Total existing-home sales, which are completed transactions that include single-family, townhomes, condominiums and co-ops, declined 3.0 percent to a seasonally adjusted annual rate of 4.91 million in September from an upwardly revised 5.06 million in August, but are 11.3 percent above the 4.41 million unit pace in September 2010.
Lawrence Yun, NAR chief economist, says the market has been stable although at low levels, and there is plenty of room for improvement.
“Existing-home sales have bounced around this year, staying relatively close to the current level in most months,” he says. “The irony is affordability conditions have improved to historic highs and more creditworthy borrowers are trying to purchase homes, but the share of contract failures is double the level of September 2010. Even so, the volume of successful buyers is higher than a year ago and is remaining fairly stable—this speaks to an unfulfilled demand.”
According to Freddie Mac, the national average commitment rate for a 30-year, conventional, fixed-rate mortgage fell to a record low 4.11 percent in September, down from 4.27 percent in August; the rate was 4.35 percent in September 2010.
Contract failures were reported by 18 percent of NAR members in September, unchanged from August; they were 9 percent in September 2010. Contract failures are cancellations caused by declined mortgage applications, failures in loan underwriting from appraised values coming in below the negotiated price, or other problems including home inspections and employment losses.
NAR President Ron Phipps says access to credit is unbalanced. “All year we’ve been discussing the fact that many creditworthy home buyers are being denied mortgages,” he says. “On top of that, loan limits have been lowered, which means buyers of higher priced homes, including many in more expensive housing markets, now have to pay a higher interest rate for a jumbo mortgage than buyers who can qualify for a conventional loan. We need to remove the roadblocks to a housing recovery—not place more obstacles in the way of financially qualified buyers.”

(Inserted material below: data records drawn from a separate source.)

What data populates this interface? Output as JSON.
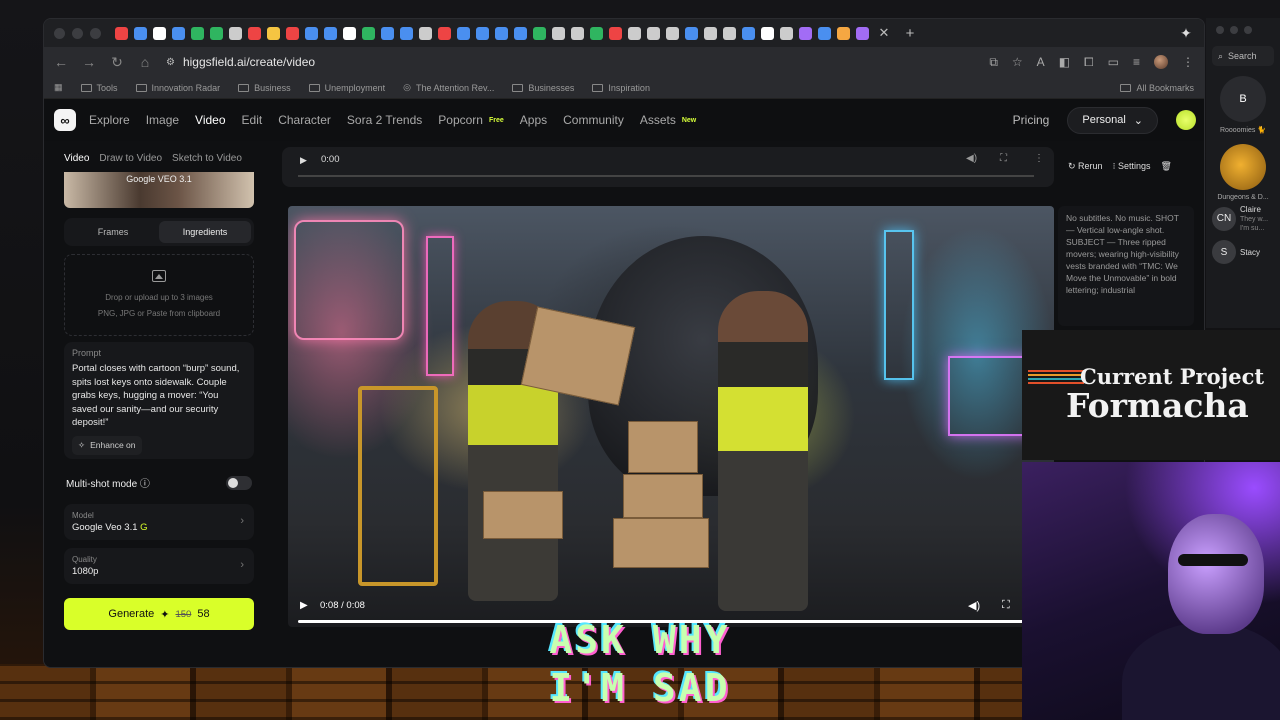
{
  "browser": {
    "url": "higgsfield.ai/create/video",
    "bookmarks": [
      "Tools",
      "Innovation Radar",
      "Business",
      "Unemployment",
      "The Attention Rev...",
      "Businesses",
      "Inspiration"
    ],
    "all_bookmarks": "All Bookmarks",
    "favicon_colors": [
      "#e44",
      "#4a8ff0",
      "#fff",
      "#4a8ff0",
      "#2fb560",
      "#2fb560",
      "#ccc",
      "#e44",
      "#f5c542",
      "#e44",
      "#4a8ff0",
      "#4a8ff0",
      "#fff",
      "#2fb560",
      "#4a8ff0",
      "#4a8ff0",
      "#ccc",
      "#e44",
      "#4a8ff0",
      "#4a8ff0",
      "#4a8ff0",
      "#4a8ff0",
      "#2fb560",
      "#ccc",
      "#ccc",
      "#2fb560",
      "#e44",
      "#ccc",
      "#ccc",
      "#ccc",
      "#4a8ff0",
      "#ccc",
      "#ccc",
      "#4a8ff0",
      "#fff",
      "#ccc",
      "#a26cf5",
      "#4a8ff0",
      "#f5a742",
      "#a26cf5"
    ]
  },
  "nav": {
    "items": [
      "Explore",
      "Image",
      "Video",
      "Edit",
      "Character",
      "Sora 2 Trends",
      "Popcorn",
      "Apps",
      "Community",
      "Assets"
    ],
    "popcorn_tag": "Free",
    "assets_tag": "New",
    "pricing": "Pricing",
    "workspace": "Personal"
  },
  "left": {
    "mode_tabs": [
      "Video",
      "Draw to Video",
      "Sketch to Video"
    ],
    "thumb_label": "Google VEO 3.1",
    "segments": [
      "Frames",
      "Ingredients"
    ],
    "drop_line1": "Drop or upload up to 3 images",
    "drop_line2": "PNG, JPG or Paste from clipboard",
    "prompt_label": "Prompt",
    "prompt_text": "Portal closes with cartoon “burp” sound, spits lost keys onto sidewalk. Couple grabs keys, hugging a mover: “You saved our sanity—and our security deposit!”",
    "enhance": "Enhance on",
    "multishot": "Multi-shot mode",
    "model_label": "Model",
    "model_value": "Google Veo 3.1",
    "quality_label": "Quality",
    "quality_value": "1080p",
    "generate": "Generate",
    "old_credits": "150",
    "credits": "58"
  },
  "player": {
    "audio_time": "0:00",
    "rerun": "Rerun",
    "settings": "Settings",
    "video_time": "0:08 / 0:08",
    "description": "No subtitles. No music. SHOT — Vertical low-angle shot. SUBJECT — Three ripped movers; wearing high-visibility vests branded with “TMC: We Move the Unmovable” in bold lettering; industrial"
  },
  "overlay": {
    "caption_line1": "ASK WHY",
    "caption_line2": "I'M SAD",
    "project_line1": "Current Project",
    "project_line2": "Formacha"
  },
  "chat": {
    "search": "Search",
    "contacts": [
      {
        "initials": "B",
        "name": "Roooomies 🐈"
      },
      {
        "initials": "",
        "name": "Dungeons & D..."
      }
    ],
    "rows": [
      {
        "initials": "CN",
        "name": "Claire",
        "preview": "They w... I'm su..."
      },
      {
        "initials": "S",
        "name": "Stacy",
        "preview": ""
      }
    ]
  }
}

All-cash sales accounted for 30 percent of purchase activity in September, up from 29 percent in August and 29 percent also in September 2010; investors make up the bulk of cash purchases.
Investors purchased 19 percent of homes in September, down from 22 percent in August; they were 18 percent in September 2010. First-time buyers accounted for 32 percent of transactions in September, unchanged from August; they were also 32 percent in September 2010.

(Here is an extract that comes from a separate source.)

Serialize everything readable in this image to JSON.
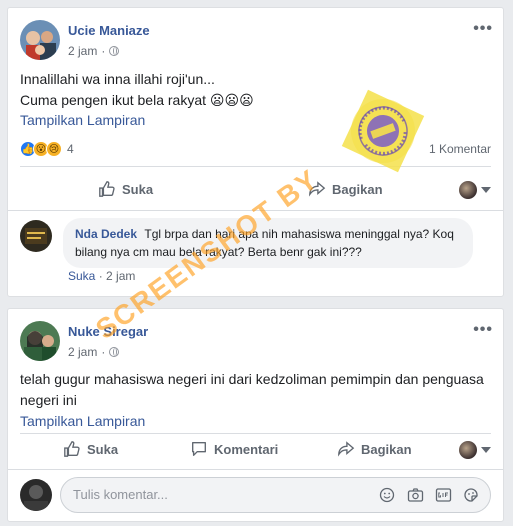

The national median existing-home price for all housing types was $165,400 in September, down 3.5 percent from September 2010. Distressed homes—foreclosures and short sales typically sold at deep discounts—accounted for 30 percent of sales in September (18 percent were foreclosures and 12 percent were short sales), down from 31 percent in August and 35 percent in September 2010.

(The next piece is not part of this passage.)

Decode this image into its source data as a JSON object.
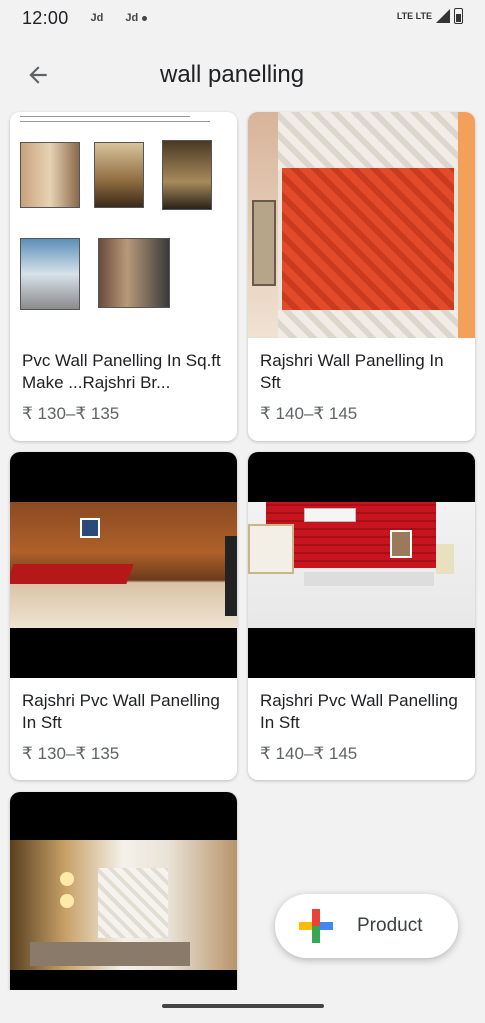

Total housing inventory at the end of September declined 2.0 percent to 3.48 million existing homes available for sale, which represents an 8.5-month supply at the current sales pace, compared with an 8.4-month supply in August.
Single-family home sales fell 3.6 percent to a seasonally adjusted annual rate of 4.33 million in September from 4.49 million in August, but are 12.2 percent above the 3.86 million-unit level in September 2010. The median existing single-family home price was $165,600 in September, down 3.9 percent from a year ago.
Existing condominium and co-op sales rose 1.8 percent a seasonally adjusted annual rate of 580,000 in September from 570,000 in August, and are 5.6 percent above the 549,000-unit pace one year ago. The median existing condo price was $163,800 in September, which is 1.0 percent below September 2010.
Regionally, existing-home sales in the Northeast rose 2.6 percent to an annual level of 790,000 in September and are 6.8 percent above a year ago.
The median price in the Northeast was $229,400, down 3.3 percent from September 2010.
Existing-home sales in the Midwest slipped 0.9 percent in September to a pace of 1.09 million but are 17.2 percent higher than September 2010. The median price in the Midwest was $137,400, which is 1.4 percent below a year ago.
In the South, existing-home sales declined 2.6 percent to an annual level of 1.89 million in September but are 10.5 percent above a year ago. The median price in the South was $144,400, down 3.0 percent from September 2010.
Existing-home sales in the West fell 8.8 percent to an annual pace of 1.14 million in September but are 10.7 percent higher than September 2010. The median price in the West was $207,400, which is 4.5 percent below a year ago.
“The falloff in Western sales from a surge in August was expected because many lenders had lowered mortgage loan limits over concerns that sales wouldn’t close before the higher loan limits expired at the end of the September,” Yun says. “Given the concentration of higher cost housing in the West, particularly in California, many buyers were motivated to close in the months leading up to the changeover while they could still get low interest rates on conventional mortgages. Unless Congress reinstates the higher limits, the overall housing market recovery will be slower than it otherwise could be, and will hold back the broader economic recovery.”